Displacement is still going to happen; however, displacement increases with rent control. The wait to get an apartment in desirable areas becomes longer and longer—people have waited years on lists for an apartment in the past.
Professor Woods summarized it best when he said, “Rent control tends to be a popular solution because it appears to cost nothing, but it is very expensive.” An alternative he offered is changing the zoning code. Portland section 33 “does not fit a common typology,” and it has not been changed since the ’90s according to Woods.
Section 33 contains Portland’s complex policy controlling property in the city using coded zones to break up the city and control building density. Professor Woods points out that the primary problem with Portland’s zoning is it’s not “strictly Euclidean,” meaning zones are not designated for single use.

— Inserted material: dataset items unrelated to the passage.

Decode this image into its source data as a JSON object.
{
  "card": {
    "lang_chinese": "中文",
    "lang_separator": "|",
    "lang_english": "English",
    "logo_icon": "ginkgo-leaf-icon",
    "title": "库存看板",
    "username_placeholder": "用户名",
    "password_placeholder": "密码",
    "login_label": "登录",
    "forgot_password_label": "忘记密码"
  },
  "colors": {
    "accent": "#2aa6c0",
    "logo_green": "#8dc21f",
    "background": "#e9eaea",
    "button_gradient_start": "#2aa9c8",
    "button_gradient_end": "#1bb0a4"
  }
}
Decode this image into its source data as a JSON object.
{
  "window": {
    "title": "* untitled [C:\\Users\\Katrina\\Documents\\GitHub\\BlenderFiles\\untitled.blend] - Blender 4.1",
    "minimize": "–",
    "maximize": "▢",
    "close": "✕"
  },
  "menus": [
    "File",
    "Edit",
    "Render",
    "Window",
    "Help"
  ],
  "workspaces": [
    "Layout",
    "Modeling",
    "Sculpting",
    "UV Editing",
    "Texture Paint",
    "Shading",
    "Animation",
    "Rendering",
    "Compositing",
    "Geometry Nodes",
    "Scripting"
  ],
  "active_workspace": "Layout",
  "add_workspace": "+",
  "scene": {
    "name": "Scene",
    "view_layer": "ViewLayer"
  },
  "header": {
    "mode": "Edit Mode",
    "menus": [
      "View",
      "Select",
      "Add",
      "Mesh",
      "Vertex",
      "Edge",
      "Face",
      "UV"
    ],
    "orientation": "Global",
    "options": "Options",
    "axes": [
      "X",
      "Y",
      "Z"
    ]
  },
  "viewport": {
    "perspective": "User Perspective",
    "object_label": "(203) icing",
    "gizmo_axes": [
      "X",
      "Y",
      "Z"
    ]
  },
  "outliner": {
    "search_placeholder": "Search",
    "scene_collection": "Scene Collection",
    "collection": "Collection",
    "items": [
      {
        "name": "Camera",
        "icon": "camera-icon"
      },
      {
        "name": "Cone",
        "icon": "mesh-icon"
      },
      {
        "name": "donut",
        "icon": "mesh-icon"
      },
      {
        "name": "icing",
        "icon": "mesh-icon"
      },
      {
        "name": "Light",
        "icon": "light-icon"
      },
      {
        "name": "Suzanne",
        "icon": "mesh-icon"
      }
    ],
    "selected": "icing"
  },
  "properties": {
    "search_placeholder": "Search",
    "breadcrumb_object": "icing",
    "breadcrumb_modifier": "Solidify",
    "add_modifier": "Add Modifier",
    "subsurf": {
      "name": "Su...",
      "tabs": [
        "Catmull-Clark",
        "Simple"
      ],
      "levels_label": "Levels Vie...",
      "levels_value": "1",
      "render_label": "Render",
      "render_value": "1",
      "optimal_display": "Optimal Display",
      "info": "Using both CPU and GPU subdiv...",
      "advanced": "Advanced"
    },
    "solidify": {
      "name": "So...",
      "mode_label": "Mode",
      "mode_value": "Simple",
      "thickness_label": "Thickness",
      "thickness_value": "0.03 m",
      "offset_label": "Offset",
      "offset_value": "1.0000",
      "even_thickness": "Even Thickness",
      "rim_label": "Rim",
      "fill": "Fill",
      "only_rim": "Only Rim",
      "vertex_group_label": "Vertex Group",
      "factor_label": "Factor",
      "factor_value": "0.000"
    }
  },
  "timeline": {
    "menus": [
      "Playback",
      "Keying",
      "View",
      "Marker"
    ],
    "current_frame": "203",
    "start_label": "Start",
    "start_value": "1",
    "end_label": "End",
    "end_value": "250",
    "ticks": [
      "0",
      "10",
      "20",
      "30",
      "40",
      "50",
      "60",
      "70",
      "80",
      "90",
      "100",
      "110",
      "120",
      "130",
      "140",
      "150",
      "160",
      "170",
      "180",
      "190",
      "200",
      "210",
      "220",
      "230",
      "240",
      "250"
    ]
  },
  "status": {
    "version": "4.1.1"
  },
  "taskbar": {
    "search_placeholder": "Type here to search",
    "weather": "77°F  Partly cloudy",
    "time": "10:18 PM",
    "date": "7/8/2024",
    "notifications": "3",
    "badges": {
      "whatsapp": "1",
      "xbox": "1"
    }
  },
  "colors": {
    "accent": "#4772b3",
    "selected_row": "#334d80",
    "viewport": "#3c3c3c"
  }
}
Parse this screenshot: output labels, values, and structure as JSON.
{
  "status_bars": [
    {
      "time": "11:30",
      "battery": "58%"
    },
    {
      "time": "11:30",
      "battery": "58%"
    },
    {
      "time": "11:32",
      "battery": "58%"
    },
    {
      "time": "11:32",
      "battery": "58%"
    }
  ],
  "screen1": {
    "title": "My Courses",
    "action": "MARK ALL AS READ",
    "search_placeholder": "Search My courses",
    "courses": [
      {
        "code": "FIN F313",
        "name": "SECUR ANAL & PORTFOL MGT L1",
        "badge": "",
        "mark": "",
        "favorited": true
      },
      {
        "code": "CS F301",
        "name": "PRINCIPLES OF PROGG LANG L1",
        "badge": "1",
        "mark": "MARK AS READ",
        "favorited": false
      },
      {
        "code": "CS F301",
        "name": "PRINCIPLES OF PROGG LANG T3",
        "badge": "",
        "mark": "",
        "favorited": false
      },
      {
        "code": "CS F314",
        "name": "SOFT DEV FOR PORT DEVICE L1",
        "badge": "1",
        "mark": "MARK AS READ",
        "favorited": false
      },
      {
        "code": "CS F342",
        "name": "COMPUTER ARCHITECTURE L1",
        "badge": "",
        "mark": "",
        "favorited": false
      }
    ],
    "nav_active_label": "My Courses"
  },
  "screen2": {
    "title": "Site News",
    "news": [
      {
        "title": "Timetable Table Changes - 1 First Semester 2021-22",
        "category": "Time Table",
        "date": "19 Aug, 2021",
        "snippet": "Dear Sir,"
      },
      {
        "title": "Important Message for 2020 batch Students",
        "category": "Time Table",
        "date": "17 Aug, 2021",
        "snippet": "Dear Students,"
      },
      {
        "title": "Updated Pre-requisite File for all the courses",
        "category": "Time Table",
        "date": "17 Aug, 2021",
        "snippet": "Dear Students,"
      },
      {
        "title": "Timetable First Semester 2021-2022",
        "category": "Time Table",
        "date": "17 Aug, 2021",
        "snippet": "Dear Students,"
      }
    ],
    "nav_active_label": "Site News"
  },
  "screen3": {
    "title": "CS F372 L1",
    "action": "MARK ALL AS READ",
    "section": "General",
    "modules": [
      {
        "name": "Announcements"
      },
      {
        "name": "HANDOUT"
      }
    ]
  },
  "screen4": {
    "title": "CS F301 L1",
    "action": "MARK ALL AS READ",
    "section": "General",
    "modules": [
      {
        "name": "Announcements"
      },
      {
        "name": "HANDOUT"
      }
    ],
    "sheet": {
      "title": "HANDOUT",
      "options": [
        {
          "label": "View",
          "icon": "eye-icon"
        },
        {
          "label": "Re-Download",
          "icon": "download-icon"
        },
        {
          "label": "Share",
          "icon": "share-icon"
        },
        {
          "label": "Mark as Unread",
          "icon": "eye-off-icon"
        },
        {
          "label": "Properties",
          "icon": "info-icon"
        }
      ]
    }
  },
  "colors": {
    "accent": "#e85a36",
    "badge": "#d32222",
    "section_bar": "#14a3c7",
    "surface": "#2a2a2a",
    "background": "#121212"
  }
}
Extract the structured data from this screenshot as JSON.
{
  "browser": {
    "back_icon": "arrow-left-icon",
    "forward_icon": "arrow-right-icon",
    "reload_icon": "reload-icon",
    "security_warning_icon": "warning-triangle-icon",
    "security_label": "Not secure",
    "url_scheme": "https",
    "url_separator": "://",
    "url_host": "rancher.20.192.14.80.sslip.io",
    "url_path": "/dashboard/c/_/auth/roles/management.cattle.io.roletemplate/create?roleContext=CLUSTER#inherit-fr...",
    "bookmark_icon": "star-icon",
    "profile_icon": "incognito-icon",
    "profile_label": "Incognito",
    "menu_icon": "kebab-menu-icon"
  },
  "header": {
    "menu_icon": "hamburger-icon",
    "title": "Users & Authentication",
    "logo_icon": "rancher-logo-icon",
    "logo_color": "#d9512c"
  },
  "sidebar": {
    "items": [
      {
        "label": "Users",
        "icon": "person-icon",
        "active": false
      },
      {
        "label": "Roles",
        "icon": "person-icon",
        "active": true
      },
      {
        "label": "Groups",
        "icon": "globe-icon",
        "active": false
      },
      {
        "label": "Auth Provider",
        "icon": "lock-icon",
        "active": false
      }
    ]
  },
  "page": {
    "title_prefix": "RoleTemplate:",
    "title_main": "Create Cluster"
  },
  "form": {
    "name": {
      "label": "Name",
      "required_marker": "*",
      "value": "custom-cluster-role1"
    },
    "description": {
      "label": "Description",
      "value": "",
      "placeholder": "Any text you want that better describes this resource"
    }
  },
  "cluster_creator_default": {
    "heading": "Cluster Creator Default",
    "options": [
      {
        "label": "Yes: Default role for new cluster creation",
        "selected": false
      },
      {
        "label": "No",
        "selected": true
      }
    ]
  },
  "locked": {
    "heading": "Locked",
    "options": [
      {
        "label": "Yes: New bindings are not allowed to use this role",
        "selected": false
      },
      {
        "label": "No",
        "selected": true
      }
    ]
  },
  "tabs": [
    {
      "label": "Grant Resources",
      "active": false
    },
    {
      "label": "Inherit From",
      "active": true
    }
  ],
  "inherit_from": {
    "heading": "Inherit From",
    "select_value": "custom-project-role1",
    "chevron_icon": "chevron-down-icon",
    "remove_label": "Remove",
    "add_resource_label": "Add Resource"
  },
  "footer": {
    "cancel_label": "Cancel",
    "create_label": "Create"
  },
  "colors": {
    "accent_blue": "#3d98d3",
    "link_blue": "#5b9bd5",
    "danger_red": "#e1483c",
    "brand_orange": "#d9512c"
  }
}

In Euclidean zoning–named for Euclid, Ohio–zones are restricted to specific uses such as residential, commercial and industrial, based on location. Changes to zoning have been under review in recent years at the local, state and federal levels.
Increases in rent are a symptom of a housing-density problem in the city, and treating a symptom will not cure the disease. One example of the restrictive zoning problem in Portland comes from an Oregonian article posted on OregonLive by Brad Schmidt. In the article, Schmidt explains that there was an attempt by Mayor Charlie Hales to increase the size of lots in his Eastmoreland neighborhood from R5 to R7, which would decrease housing density at a time when Portland needs to be building more. The proposal died without a second or moving on to voting, but the sentiment is there.
Some residents do not want Portland to build, but building is the only way to increase supply and solve this problem. Not rent control.